In fact, the Sherman Anti-Trust Act, enacted into law in July of 1890 and named after its author, Senator John Sherman of Ohio, was a direct result of the actions of the Standard Oil company. By 1890, Standard controlled 88% of all refined oil flows in the United States and when the anti-trust trial began in 1904, Standard 91% of production and 85% of oil sales. Ohio had successfully forced Standard Oil to spin-off Standard Oil of Ohio which many of you may remember as Sohio but it was't until the succesuful conclusion of the federal trial in 1911 that Standard Oil was split into 34 seperate companies. (information from Wikipedia's entries on "Standard Oil" and "Sherman Anti-Trust Act" )

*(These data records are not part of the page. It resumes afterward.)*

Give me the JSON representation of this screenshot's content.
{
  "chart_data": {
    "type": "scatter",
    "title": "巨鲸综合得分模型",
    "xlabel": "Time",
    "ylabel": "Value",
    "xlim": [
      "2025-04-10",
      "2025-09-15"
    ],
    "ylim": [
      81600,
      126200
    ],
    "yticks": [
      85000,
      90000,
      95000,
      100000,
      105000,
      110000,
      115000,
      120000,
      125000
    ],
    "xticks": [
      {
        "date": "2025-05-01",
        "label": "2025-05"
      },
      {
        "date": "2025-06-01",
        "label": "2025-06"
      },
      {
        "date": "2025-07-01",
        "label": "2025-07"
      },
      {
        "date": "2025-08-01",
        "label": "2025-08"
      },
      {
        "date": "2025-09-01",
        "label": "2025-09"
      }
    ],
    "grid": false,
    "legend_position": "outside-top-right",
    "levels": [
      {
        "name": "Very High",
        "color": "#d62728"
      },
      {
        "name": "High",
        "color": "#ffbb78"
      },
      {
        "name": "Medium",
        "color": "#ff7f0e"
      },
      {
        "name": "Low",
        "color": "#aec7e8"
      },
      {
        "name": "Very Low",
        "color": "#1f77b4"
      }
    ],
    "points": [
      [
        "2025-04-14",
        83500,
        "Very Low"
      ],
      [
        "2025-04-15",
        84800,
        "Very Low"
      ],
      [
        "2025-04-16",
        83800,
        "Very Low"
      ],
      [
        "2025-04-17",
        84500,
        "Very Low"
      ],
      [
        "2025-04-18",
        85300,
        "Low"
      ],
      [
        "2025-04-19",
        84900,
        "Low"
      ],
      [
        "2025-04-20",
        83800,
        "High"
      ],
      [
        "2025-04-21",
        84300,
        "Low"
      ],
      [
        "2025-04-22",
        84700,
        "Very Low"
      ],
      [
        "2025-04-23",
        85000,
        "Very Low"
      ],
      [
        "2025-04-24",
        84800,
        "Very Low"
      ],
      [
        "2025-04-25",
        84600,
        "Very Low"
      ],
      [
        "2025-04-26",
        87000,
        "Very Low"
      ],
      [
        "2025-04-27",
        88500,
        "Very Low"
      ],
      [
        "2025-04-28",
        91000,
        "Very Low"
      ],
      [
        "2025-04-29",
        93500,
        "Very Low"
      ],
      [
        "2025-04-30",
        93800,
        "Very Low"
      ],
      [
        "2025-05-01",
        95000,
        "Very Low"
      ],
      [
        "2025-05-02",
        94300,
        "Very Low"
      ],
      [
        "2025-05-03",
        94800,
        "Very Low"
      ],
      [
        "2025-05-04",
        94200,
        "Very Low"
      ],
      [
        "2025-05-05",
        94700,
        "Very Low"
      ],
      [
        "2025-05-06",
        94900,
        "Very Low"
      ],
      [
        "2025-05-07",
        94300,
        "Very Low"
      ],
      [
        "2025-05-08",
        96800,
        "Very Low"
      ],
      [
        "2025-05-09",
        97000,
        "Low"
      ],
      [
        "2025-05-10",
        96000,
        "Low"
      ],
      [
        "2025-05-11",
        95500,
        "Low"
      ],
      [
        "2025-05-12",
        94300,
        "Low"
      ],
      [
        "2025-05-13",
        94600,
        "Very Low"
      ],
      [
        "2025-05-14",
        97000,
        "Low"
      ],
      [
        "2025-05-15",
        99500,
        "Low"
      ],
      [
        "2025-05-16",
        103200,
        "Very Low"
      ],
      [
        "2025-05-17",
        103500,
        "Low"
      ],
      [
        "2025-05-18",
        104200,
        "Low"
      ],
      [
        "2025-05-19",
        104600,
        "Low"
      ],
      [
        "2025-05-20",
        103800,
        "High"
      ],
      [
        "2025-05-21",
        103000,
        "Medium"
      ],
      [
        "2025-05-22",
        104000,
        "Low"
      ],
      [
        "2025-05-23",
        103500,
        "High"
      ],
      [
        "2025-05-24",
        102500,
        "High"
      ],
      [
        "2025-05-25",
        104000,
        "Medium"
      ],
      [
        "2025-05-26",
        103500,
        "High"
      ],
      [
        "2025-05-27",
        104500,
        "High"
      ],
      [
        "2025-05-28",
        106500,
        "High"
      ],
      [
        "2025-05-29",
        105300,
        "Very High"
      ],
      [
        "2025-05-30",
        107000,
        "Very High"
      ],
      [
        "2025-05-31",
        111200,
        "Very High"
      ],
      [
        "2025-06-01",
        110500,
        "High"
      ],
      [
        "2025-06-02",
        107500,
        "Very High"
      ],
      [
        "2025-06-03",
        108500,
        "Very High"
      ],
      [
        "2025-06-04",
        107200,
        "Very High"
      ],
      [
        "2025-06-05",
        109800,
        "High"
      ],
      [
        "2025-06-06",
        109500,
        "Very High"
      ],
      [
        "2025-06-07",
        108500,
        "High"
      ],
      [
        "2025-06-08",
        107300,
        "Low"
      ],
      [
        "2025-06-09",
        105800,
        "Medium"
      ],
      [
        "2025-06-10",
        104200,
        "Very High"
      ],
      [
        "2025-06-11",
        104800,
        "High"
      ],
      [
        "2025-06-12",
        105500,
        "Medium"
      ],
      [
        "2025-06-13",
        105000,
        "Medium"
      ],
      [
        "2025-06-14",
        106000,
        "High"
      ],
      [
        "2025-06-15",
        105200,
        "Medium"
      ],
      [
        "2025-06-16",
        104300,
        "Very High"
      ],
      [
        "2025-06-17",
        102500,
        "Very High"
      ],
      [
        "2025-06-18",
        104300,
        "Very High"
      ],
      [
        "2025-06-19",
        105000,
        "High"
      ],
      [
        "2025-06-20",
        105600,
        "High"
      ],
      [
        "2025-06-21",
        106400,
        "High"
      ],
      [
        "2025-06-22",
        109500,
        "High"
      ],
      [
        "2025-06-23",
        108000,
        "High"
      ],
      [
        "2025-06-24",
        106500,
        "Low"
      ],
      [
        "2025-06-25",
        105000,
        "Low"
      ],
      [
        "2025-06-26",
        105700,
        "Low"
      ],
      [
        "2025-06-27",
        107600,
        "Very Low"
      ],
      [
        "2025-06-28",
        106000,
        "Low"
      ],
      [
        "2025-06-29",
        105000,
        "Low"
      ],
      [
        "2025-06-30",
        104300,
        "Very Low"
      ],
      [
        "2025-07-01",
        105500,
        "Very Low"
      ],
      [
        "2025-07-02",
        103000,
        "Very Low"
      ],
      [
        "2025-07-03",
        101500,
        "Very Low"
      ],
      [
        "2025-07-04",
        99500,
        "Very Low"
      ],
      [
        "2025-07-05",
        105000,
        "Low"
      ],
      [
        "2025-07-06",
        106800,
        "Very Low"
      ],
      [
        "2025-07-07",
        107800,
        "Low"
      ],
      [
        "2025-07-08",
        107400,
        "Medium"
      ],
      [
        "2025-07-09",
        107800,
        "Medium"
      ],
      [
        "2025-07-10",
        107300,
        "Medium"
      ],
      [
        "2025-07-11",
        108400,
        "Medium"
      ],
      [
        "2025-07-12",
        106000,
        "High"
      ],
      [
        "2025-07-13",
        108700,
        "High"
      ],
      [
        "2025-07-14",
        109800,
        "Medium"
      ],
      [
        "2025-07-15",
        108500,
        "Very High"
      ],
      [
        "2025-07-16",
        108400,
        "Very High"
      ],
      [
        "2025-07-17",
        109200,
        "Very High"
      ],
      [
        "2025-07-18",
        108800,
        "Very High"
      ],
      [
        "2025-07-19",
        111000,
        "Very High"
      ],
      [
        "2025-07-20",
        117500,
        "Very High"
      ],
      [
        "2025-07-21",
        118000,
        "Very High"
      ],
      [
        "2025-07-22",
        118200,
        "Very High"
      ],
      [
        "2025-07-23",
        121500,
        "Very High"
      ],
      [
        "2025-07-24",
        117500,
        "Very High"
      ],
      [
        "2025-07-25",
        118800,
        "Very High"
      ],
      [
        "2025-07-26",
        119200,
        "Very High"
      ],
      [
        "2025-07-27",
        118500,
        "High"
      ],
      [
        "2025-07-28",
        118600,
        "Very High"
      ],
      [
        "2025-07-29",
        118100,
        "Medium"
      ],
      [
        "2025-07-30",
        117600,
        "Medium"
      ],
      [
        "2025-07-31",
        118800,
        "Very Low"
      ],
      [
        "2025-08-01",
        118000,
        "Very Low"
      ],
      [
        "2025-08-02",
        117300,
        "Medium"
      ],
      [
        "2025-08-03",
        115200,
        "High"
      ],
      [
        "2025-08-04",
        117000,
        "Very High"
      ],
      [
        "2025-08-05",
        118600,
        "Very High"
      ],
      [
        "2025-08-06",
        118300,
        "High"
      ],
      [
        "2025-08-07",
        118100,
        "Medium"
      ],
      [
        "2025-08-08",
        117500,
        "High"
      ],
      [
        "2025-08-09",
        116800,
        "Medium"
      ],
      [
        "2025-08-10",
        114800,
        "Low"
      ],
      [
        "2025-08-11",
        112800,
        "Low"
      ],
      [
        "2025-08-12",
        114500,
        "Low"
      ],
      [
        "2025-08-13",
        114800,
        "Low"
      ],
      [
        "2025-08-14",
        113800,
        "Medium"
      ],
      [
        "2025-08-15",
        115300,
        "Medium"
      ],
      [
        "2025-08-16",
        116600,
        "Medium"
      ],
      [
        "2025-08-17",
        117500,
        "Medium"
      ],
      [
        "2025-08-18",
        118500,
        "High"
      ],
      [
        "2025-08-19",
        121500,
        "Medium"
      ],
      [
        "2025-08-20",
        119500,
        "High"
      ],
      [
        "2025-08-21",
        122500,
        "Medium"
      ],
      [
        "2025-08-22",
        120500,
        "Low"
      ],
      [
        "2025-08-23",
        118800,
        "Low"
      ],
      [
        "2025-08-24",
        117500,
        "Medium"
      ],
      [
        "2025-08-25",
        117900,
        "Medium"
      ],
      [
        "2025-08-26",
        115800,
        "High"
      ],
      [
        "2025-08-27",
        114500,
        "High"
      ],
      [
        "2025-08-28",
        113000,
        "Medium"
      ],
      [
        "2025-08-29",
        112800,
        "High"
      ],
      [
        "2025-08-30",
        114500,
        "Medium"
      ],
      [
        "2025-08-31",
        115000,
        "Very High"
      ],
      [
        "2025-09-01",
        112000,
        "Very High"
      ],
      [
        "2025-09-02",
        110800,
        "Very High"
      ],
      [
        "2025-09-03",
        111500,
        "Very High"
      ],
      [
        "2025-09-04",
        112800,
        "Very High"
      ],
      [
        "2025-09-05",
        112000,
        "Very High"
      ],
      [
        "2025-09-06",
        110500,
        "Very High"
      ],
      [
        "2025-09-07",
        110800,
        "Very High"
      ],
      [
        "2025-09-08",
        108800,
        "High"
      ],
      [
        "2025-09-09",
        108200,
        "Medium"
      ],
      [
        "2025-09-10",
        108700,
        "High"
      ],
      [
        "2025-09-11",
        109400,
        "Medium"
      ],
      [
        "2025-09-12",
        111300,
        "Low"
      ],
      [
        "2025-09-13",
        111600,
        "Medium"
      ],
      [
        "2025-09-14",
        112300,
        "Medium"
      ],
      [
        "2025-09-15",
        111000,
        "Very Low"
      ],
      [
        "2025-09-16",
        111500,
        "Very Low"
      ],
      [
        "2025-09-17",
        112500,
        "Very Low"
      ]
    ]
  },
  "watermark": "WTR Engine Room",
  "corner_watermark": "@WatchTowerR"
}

I tell you that story so that I can tell you this one. While we were all looking the other way, those 34 companies have been reconsituted in the Big Five Oil companies we've been hearing so much about. BP, Chevron, Royal Dutch Shell, Conoco Phillips and ExxonMobil control, according to a posting on OligopolyWatch.com, control 62% of U.S. retail gas sales, 50% of refinery capacity and 48% of oil production. These stats may be understatement since the post is two years old, but it shows what has happened to our business world in general and the oil industry in particular. Business is no longer about competition. Instead the focus is on the consolidation of resources in order to eliminate competition. From a break-up into 34 individual companies, the formerly dismembered Standard Oil company has risen from the dead in the form of these five companies.

What does this have to do with the price of gas and the massive profits reaped by those five companies in the last fiscal year alone? Everything. Again according to OligopolyWatch.com, a 2004 GAO report found that the recent mergers of the oil companies were responsible for an average cost increase of 2 cents a gallon and up to 7 cents on the West Coast. Considering the report's date of publication, the statistical info was probably from as far back as 2002. As we have seen, the price of gas has only gone up in the following years.

Even Adam Smith, author of Wealth of Nations and the economist that every free-marketeer quotes as gospel, saw what oligopolies of the kind we are discussing here would mean to the average consumer. In Chapter IX of Wealth Of Nations, Smith writes "to narrow the competition. . . can serve only to enable the dealers, by raising their profits above what they naturally would be to levy, for their own benefit, an absurd tax upon the rest of their fellow citizens."

This is no proponent of communism, but one of the fathers of conservative economic thought who is telling us that concentrating any business into the hands a few ultra-powerful companies is a bad deal. That the business in question is one of the most important resources upon which our economy is based should be cause for alarm , no matter what Kramer from Mad Money has to say on the subject.